Jürgen Knieper's score is contemplative, string-based, and exists primarily in the angel sequences. The human world has different music: Nick Cave and the Bad Seeds play a concert that Damiel attends after his fall, and Cave's raw, physical performance is the opposite of the angelic choir. The musical shift from classical contemplation to rock fury is the film's argument about mortality made sonic: being alive is louder.
Ganz plays Damiel with an ancient gentleness that makes the desire to become human feel like the most rational decision an immortal being could make. He watches a trapeze artist (Solveig Dommartin) and decides that a lifetime with her is worth more than eternity without sensation. Ganz makes you believe that choice. The scene where he first feels cold, first tastes coffee, first sees color, is played with such wonder that you remember what it was like to notice the world before you got used to it.
Why It's on the List
Wenders made the definitive film about the city of Berlin during the last years of the Wall, and he did it through the eyes of beings who have watched the city since before it had a name. Wings of Desire is a film about choosing mortality, choosing limitation, choosing the specific over the infinite.
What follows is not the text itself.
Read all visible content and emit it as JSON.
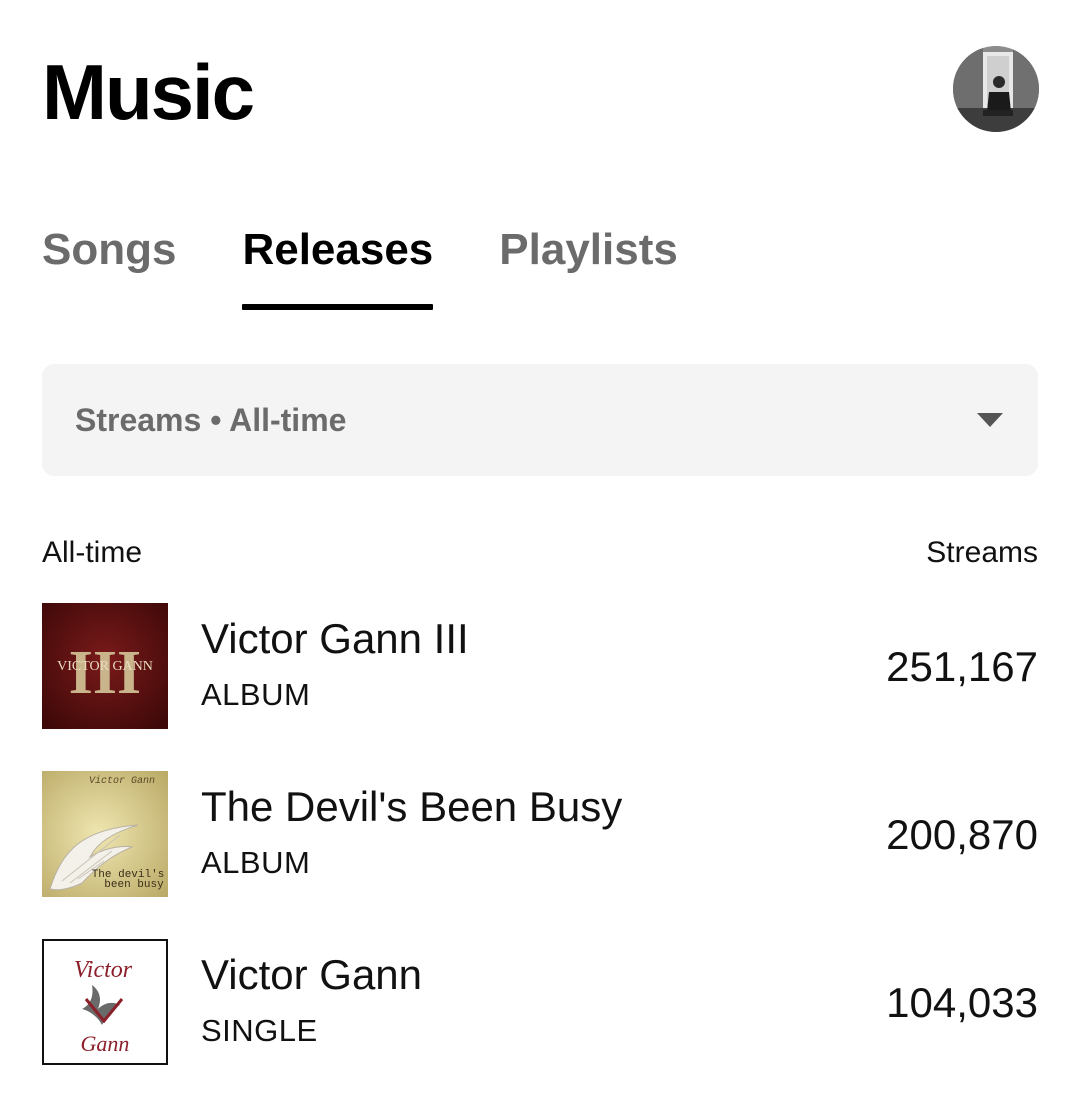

It argues that the sensation of rubbing your hands together on a cold day is worth more than knowing the thoughts of every person on earth. That's a theological argument disguised as a love story, and it works as both.
The Argument Against
The pacing is deliberate to the point where some viewers check out during the long monologue sequences. Peter Falk's cameo as himself (an angel who already fell) is charming but tonally inconsistent with the film's register. The love story between Damiel and Marion develops quickly once it starts, and the trapeze artist's characterization is thinner than Ganz's angel, which creates an imbalance: you understand perfectly why he falls, less so why she's worth falling for beyond her beauty.
Closing Image
Damiel and Marion stand in an empty lot. She speaks to him about the seriousness of choosing. The camera, now in color, watches two people standing together for the first time. The Berlin Wall is still visible in the background. The text on screen says: "To be continued." Two years later, the Wall fell. The story continued.